Jakarta, Triknews.net – Adhyaksa Dault, Ketua Kwarnas Gerakan Pramuka saat ini, pernah dikritik bahkan dikecam habis-habisan oleh masyarakat di dunia maya. Pasalnya, Adhyaksa pernah hadir dan memberikan dukungan kepada tegaknya sistem khilafah dalam sebuah acara yag diselenggarakan oleh HTI sebagaimana tampak dalam sebuah video wawancaranya dengan salah satu simpatisan ormas pengusung khilafa tersebut.

Karena kritik dan kecaman itulah, Adhyaksa lalu mengklarifikasi ke sana ke mari bahwa dirinya sangat menjunjung tinggi Pancasila sebagai dasar negara dan tidak mendukung gerakan khilafah ala-HTI.

Kini, Adhyaksa mengajak masyarakat agar berlomba-lomba membuat video tentang kebhinekaan bertajuk #BhinnekaTunggalIkaChallenge. Hal itu sebagai salah satu cara lembaga yang dipimpinnya saat ini menyemarakkan hari lahirnya Pancasila yang jatuh pada 1 Juni 2017 besok.

Menurut Adhyaksa, tantangan tersebut memiliki target untuk menyebarkan pesan-pesan positif mengenai pesatuan Indonesia di media-media sosial yang ada.

“#BhinnekaTunggalIkaChallenge ini pertama kali di Indonesia, targetnya memenuhi internet dengan pesan-pesan positif tentang Indonesia,” kata Adhyaksa dalam keterangan persnya pada Selasa (30/5).

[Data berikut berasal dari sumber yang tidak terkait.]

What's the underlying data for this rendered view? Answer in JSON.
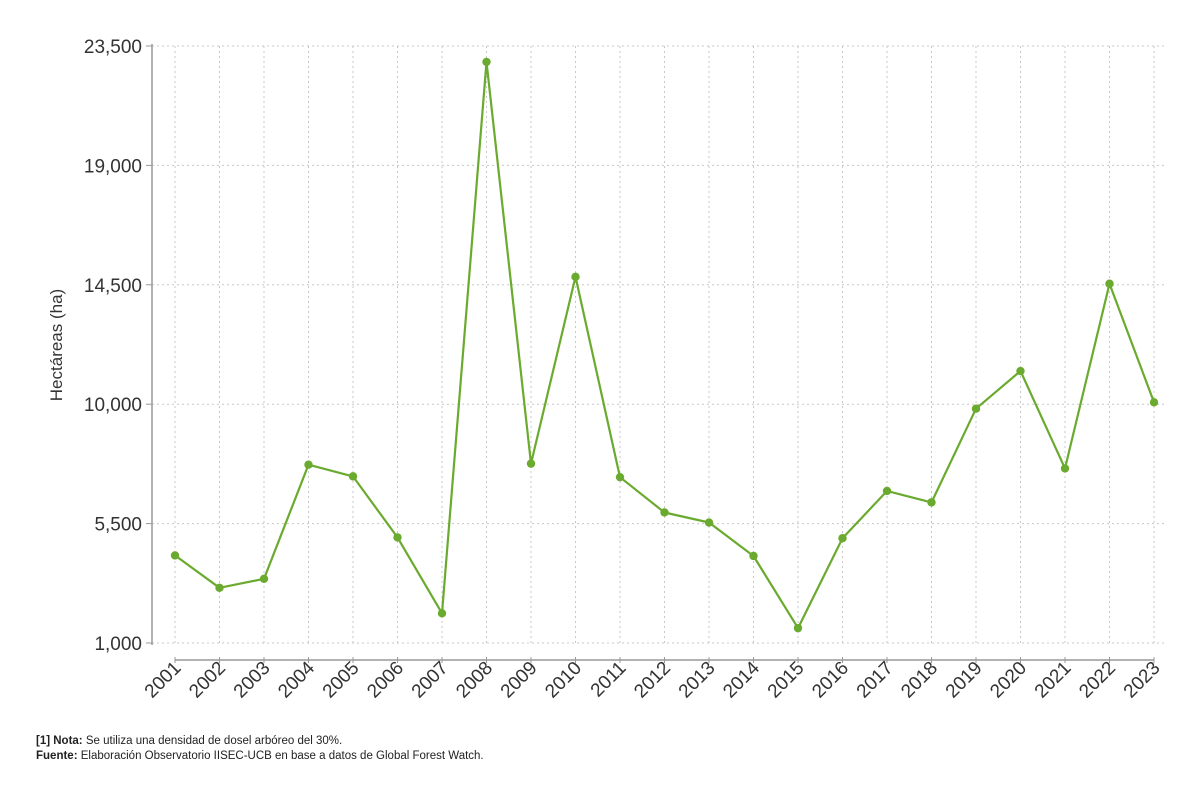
{
  "chart_data": {
    "type": "line",
    "title": "",
    "xlabel": "",
    "ylabel": "Hectáreas (ha)",
    "x": [
      "2001",
      "2002",
      "2003",
      "2004",
      "2005",
      "2006",
      "2007",
      "2008",
      "2009",
      "2010",
      "2011",
      "2012",
      "2013",
      "2014",
      "2015",
      "2016",
      "2017",
      "2018",
      "2019",
      "2020",
      "2021",
      "2022",
      "2023"
    ],
    "series": [
      {
        "values": [
          4300,
          3080,
          3420,
          7720,
          7280,
          4980,
          2120,
          22900,
          7760,
          14800,
          7250,
          5920,
          5540,
          4280,
          1560,
          4950,
          6730,
          6300,
          9830,
          11250,
          7580,
          14540,
          10070
        ]
      }
    ],
    "yticks": [
      "1,000",
      "5,500",
      "10,000",
      "14,500",
      "19,000",
      "23,500"
    ],
    "yticks_values": [
      1000,
      5500,
      10000,
      14500,
      19000,
      23500
    ],
    "ylim": [
      1000,
      23500
    ],
    "grid": true,
    "legend": "none",
    "colors": {
      "line": "#6aaa2e",
      "marker": "#6aaa2e",
      "grid": "#c8c8c8",
      "axis": "#999999"
    }
  },
  "notes": {
    "nota_label": "[1] Nota:",
    "nota_text": " Se utiliza una densidad de dosel arbóreo del 30%.",
    "fuente_label": "Fuente:",
    "fuente_text": " Elaboración Observatorio IISEC-UCB en base a datos de Global Forest Watch."
  }
}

Lebih lanjut, Adhayksa menjelaskan bahwa lembaga yang dipimpinnya seringkali menggelar sejumlah acara untuk memeriahkan hari lahirnya Pancasila pada 1 Juni.

Sebelumnya, pada tahun 2014 silam, lembaga Kwarnas Gerakan Pramuka itu mengadakan acara refleksi mengenai hari lahirnya Pancasila. Lalu tahun 2015, ada acara monolog Cut Nyak Dien dengan Ine Febriyanti, Mantan Wapres, Tri Sutrisno di Teater Taman Ismail Marzuki, Jakarta. Kemudian pada tahun 2016 lalu ada lomba fotografi bertajuk #PramukaPancasila, serta kegiatan-kegiatan lainnya.

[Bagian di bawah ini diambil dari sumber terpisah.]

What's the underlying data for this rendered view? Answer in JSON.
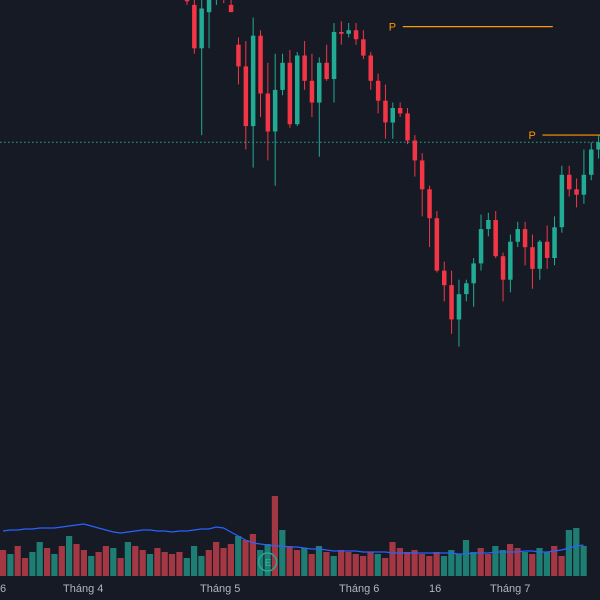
{
  "theme": {
    "background": "#161a25",
    "up_color": "#22ab94",
    "down_color": "#f23645",
    "up_volume_color": "#1e7e74",
    "down_volume_color": "#a33744",
    "volume_ma_color": "#2962ff",
    "pivot_color": "#ff9800",
    "price_line_color": "#22ab94",
    "axis_text_color": "#b2b5be"
  },
  "chart_data": {
    "type": "candlestick",
    "title": "",
    "grid": false,
    "x_axis_labels": [
      "6",
      "Tháng 4",
      "Tháng 5",
      "Tháng 6",
      "16",
      "Tháng 7"
    ],
    "pivot_marks": [
      {
        "label": "P",
        "index": 28,
        "level": 100
      },
      {
        "label": "P",
        "index": 47,
        "level": 40
      }
    ],
    "event_marker": {
      "label": "E",
      "index": 14
    },
    "current_price_line": 36,
    "ylim": [
      -80,
      128
    ],
    "candles": [
      {
        "o": 118,
        "h": 128,
        "l": 112,
        "c": 114
      },
      {
        "o": 112,
        "h": 128,
        "l": 85,
        "c": 88
      },
      {
        "o": 88,
        "h": 128,
        "l": 40,
        "c": 110
      },
      {
        "o": 108,
        "h": 125,
        "l": 88,
        "c": 118
      },
      {
        "o": 120,
        "h": 128,
        "l": 112,
        "c": 124
      },
      {
        "o": 128,
        "h": 128,
        "l": 113,
        "c": 120
      },
      {
        "o": 112,
        "h": 128,
        "l": 108,
        "c": 108
      },
      {
        "o": 90,
        "h": 94,
        "l": 68,
        "c": 78
      },
      {
        "o": 78,
        "h": 92,
        "l": 32,
        "c": 45
      },
      {
        "o": 45,
        "h": 105,
        "l": 22,
        "c": 95
      },
      {
        "o": 95,
        "h": 98,
        "l": 50,
        "c": 63
      },
      {
        "o": 63,
        "h": 80,
        "l": 26,
        "c": 42
      },
      {
        "o": 42,
        "h": 85,
        "l": 12,
        "c": 65
      },
      {
        "o": 65,
        "h": 85,
        "l": 62,
        "c": 80
      },
      {
        "o": 80,
        "h": 87,
        "l": 44,
        "c": 46
      },
      {
        "o": 46,
        "h": 86,
        "l": 45,
        "c": 84
      },
      {
        "o": 84,
        "h": 92,
        "l": 65,
        "c": 70
      },
      {
        "o": 70,
        "h": 85,
        "l": 50,
        "c": 58
      },
      {
        "o": 58,
        "h": 83,
        "l": 28,
        "c": 80
      },
      {
        "o": 80,
        "h": 90,
        "l": 70,
        "c": 71
      },
      {
        "o": 71,
        "h": 102,
        "l": 58,
        "c": 97
      },
      {
        "o": 97,
        "h": 103,
        "l": 90,
        "c": 96
      },
      {
        "o": 96,
        "h": 102,
        "l": 94,
        "c": 98
      },
      {
        "o": 98,
        "h": 102,
        "l": 90,
        "c": 93
      },
      {
        "o": 93,
        "h": 98,
        "l": 82,
        "c": 84
      },
      {
        "o": 84,
        "h": 86,
        "l": 65,
        "c": 70
      },
      {
        "o": 70,
        "h": 74,
        "l": 52,
        "c": 59
      },
      {
        "o": 59,
        "h": 68,
        "l": 38,
        "c": 47
      },
      {
        "o": 47,
        "h": 58,
        "l": 38,
        "c": 55
      },
      {
        "o": 55,
        "h": 58,
        "l": 50,
        "c": 52
      },
      {
        "o": 52,
        "h": 55,
        "l": 35,
        "c": 37
      },
      {
        "o": 37,
        "h": 40,
        "l": 17,
        "c": 26
      },
      {
        "o": 26,
        "h": 30,
        "l": -5,
        "c": 10
      },
      {
        "o": 10,
        "h": 12,
        "l": -22,
        "c": -6
      },
      {
        "o": -6,
        "h": -2,
        "l": -36,
        "c": -35
      },
      {
        "o": -35,
        "h": -30,
        "l": -52,
        "c": -43
      },
      {
        "o": -43,
        "h": -35,
        "l": -70,
        "c": -62
      },
      {
        "o": -62,
        "h": -40,
        "l": -77,
        "c": -48
      },
      {
        "o": -48,
        "h": -40,
        "l": -52,
        "c": -42
      },
      {
        "o": -42,
        "h": -28,
        "l": -55,
        "c": -31
      },
      {
        "o": -31,
        "h": -4,
        "l": -35,
        "c": -12
      },
      {
        "o": -12,
        "h": -3,
        "l": -16,
        "c": -7
      },
      {
        "o": -7,
        "h": -2,
        "l": -28,
        "c": -27
      },
      {
        "o": -27,
        "h": -25,
        "l": -52,
        "c": -40
      },
      {
        "o": -40,
        "h": -15,
        "l": -47,
        "c": -19
      },
      {
        "o": -19,
        "h": -8,
        "l": -22,
        "c": -12
      },
      {
        "o": -12,
        "h": -8,
        "l": -32,
        "c": -22
      },
      {
        "o": -22,
        "h": -15,
        "l": -45,
        "c": -34
      },
      {
        "o": -34,
        "h": -18,
        "l": -40,
        "c": -19
      },
      {
        "o": -19,
        "h": -10,
        "l": -34,
        "c": -28
      },
      {
        "o": -28,
        "h": -5,
        "l": -32,
        "c": -11
      },
      {
        "o": -11,
        "h": 23,
        "l": -14,
        "c": 18
      },
      {
        "o": 18,
        "h": 23,
        "l": 6,
        "c": 10
      },
      {
        "o": 10,
        "h": 16,
        "l": 0,
        "c": 7
      },
      {
        "o": 7,
        "h": 32,
        "l": 2,
        "c": 18
      },
      {
        "o": 18,
        "h": 36,
        "l": 15,
        "c": 32
      },
      {
        "o": 32,
        "h": 40,
        "l": 27,
        "c": 36
      }
    ],
    "volume": [
      22,
      24,
      18,
      30,
      20,
      26,
      34,
      28,
      32,
      40,
      36,
      42,
      26,
      32,
      80,
      46,
      30,
      26,
      28,
      22,
      30,
      24,
      20,
      26,
      24,
      22,
      20,
      24,
      22,
      18,
      34,
      28,
      24,
      26,
      22,
      20,
      24,
      20,
      26,
      22,
      36,
      24,
      28,
      22,
      30,
      26,
      32,
      28,
      24,
      22,
      28,
      24,
      30,
      20,
      46,
      48,
      30
    ],
    "volume_ma": [
      44,
      45,
      45,
      46,
      47,
      47,
      49,
      48,
      44,
      40,
      36,
      33,
      32,
      31,
      30,
      30,
      29,
      29,
      28,
      27,
      27,
      26,
      25,
      25,
      25,
      25,
      24,
      24,
      24,
      24,
      23,
      23,
      23,
      23,
      23,
      23,
      23,
      23,
      23,
      22,
      22,
      23,
      23,
      23,
      24,
      24,
      24,
      24,
      25,
      25,
      24,
      24,
      25,
      26,
      28,
      30,
      31
    ]
  }
}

Adhyaksa juga menuturkan bahwa kegiatan #BhinnekaTunggalIkaChallenge itu pertama kali diadakan dan terbuka untuk umum (seluruh WNI baik di dalam maupun di luar negeri).

Untuk itu, peserta yang ingin ikut lomba #BhinnekaTunggalIkaChallenge tersebut, hendaknya mengikuti tahapan-tahapannya sebagaimana tercantum dalam Instagram @gerakanpramuka, antara lain:

1. Ajak teman-temanmu minimal 3 orang atau sebanyak-banyaknya yang berbeda latar belakang (suku, budaya, bahasa, daerah, agama). Videokan aksi #BhinnekaTunggalIkaChallange kalian sekreatif mungkin, maksimal 1 menit (60 detik).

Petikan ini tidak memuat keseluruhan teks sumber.